С каким нетерпением в этом отчаянном положении ожидаете вы спасительных слов парикмахера: «Готово, сударь!» Он снимает простыню, перед глазами у вас светлеет, и вы испытываете блаженство, такую невыразимую радость, какая охватывает человека, когда у него неожиданно прекращается мучительная зубная боль.
С таким же точно отчаянным нетерпением ожидают обычно школьники на уроке латинского языка спасительною звонка, который сразу избавляет вас от несносных ablativus absolutus и целого потока нунков, квидов, квид-квидов и нунк-нунков. Школьный служитель (я всегда считал его неземным существом) приносит счастье одним движением руки; райский звук колокольчика мгновенно разгоняет скуку. О, как глубоко, на всю жизнь запал в мою душу этот сладкий звук!
Только что перед этим учитель вдруг обратился к вам со словами: «Здесь весьма удачно можно употребить также и nec-nec. Ну-ка, попробуйте!»

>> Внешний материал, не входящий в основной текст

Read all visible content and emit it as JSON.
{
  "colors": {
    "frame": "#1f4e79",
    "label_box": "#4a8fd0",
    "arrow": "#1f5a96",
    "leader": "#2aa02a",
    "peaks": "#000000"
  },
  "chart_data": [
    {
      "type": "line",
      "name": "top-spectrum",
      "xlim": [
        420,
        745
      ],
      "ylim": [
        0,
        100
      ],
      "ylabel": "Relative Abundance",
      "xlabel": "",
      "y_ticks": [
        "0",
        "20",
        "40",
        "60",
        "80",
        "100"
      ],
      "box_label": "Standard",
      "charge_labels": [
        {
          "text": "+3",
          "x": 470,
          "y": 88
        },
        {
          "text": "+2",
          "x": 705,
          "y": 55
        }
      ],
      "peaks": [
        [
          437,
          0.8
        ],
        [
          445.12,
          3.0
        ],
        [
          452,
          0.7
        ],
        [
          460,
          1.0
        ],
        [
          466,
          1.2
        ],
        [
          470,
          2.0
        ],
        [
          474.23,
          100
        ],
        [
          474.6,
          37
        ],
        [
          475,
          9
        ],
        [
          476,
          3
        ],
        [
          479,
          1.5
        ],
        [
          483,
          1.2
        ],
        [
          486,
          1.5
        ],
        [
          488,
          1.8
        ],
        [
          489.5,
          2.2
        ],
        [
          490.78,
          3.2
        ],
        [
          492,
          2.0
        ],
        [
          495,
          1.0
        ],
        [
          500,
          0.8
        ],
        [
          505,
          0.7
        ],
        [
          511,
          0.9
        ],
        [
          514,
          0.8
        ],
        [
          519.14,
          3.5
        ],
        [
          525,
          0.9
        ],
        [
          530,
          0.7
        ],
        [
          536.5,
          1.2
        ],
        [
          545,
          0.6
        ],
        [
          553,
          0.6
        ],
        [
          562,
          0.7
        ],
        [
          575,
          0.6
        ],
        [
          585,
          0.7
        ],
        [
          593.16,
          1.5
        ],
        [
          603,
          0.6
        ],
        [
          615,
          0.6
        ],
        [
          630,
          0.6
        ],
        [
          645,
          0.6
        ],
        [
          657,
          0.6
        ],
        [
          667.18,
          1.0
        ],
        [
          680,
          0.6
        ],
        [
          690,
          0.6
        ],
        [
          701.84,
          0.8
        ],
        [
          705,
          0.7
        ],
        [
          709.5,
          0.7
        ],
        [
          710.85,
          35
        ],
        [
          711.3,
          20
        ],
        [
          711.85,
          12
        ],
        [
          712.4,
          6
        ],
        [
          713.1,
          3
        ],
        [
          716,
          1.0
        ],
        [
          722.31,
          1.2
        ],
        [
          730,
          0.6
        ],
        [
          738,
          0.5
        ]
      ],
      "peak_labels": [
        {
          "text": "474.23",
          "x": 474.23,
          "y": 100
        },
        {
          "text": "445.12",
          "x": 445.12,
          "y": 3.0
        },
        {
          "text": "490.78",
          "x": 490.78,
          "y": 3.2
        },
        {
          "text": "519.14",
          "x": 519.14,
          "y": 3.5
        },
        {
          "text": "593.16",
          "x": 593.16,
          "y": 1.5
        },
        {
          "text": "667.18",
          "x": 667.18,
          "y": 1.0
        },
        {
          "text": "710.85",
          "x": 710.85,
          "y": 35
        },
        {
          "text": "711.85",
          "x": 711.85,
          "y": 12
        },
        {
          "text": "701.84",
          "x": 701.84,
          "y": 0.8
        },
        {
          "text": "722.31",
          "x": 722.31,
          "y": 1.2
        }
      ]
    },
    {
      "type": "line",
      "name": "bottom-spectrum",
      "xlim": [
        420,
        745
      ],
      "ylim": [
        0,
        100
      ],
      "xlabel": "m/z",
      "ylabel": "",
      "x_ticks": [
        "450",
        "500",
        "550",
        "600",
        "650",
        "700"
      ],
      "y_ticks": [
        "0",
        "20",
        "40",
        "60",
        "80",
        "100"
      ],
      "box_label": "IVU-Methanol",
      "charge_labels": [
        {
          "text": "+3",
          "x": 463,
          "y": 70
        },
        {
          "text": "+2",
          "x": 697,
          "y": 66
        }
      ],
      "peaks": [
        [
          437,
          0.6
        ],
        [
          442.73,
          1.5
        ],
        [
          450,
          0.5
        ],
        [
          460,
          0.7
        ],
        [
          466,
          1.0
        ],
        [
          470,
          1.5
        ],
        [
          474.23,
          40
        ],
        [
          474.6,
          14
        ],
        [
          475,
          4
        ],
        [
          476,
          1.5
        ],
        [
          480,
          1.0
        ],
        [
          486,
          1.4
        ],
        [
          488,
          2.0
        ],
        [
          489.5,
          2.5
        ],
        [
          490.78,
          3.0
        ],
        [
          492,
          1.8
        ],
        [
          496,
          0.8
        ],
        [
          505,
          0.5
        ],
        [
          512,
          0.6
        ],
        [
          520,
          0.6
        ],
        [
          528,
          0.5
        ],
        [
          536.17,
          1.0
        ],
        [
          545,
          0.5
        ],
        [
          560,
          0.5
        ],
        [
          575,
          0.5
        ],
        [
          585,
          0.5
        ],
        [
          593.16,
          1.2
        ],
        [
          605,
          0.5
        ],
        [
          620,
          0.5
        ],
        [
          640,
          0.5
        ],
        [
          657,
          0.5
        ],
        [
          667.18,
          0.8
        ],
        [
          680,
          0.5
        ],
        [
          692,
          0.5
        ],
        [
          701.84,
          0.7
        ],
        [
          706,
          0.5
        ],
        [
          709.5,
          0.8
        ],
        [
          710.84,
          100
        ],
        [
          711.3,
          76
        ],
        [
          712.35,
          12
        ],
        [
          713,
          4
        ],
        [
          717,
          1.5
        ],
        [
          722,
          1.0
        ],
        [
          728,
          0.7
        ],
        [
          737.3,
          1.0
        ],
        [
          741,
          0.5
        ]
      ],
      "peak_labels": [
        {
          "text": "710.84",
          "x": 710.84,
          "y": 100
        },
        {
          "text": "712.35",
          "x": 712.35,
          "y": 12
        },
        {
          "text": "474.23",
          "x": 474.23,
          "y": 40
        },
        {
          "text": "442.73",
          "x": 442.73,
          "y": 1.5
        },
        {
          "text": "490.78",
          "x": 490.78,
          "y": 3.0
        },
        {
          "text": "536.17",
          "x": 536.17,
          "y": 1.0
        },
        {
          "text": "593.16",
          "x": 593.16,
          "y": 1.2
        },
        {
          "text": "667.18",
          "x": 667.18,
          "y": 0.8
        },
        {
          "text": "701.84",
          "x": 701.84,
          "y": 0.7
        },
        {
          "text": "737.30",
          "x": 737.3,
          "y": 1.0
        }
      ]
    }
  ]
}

И вы пробуете, обливаясь потом, в голове у вас что-то гудит и вертится, и вы никак не можете взять в толк, что здесь может быть удачно или, как любит говорить учитель, интересно. Муки ваши достигают предела, и тут раздается этот небесный звон колокольчика, несущий спасение.
—
Но позднее, с годами, когда я начал писать и публиковать свои работы в газетах, появились и более скучные вещи, и я стал испытывать еще горшие муки.
Чтоб не слишком мучить вас, — мне ли не знать, что такое мучения? — я расскажу вам, что случилось со мной около года тому назад.
Дело было летом. Приятный погожий день, я закончил все дела, какие могут лишать человека покоя и заставлять его размышлять о неприятных вещах, вроде необходимости платить по векселю. Время за полдень. Я переоделся в домашнее платье, прилег и лениво прихлебываю кофе, да покуриваю, испытывая величайшее удовольствие от того, что подобные мысли не беспокоят меня. Такое удовольствие может испытывать только серб.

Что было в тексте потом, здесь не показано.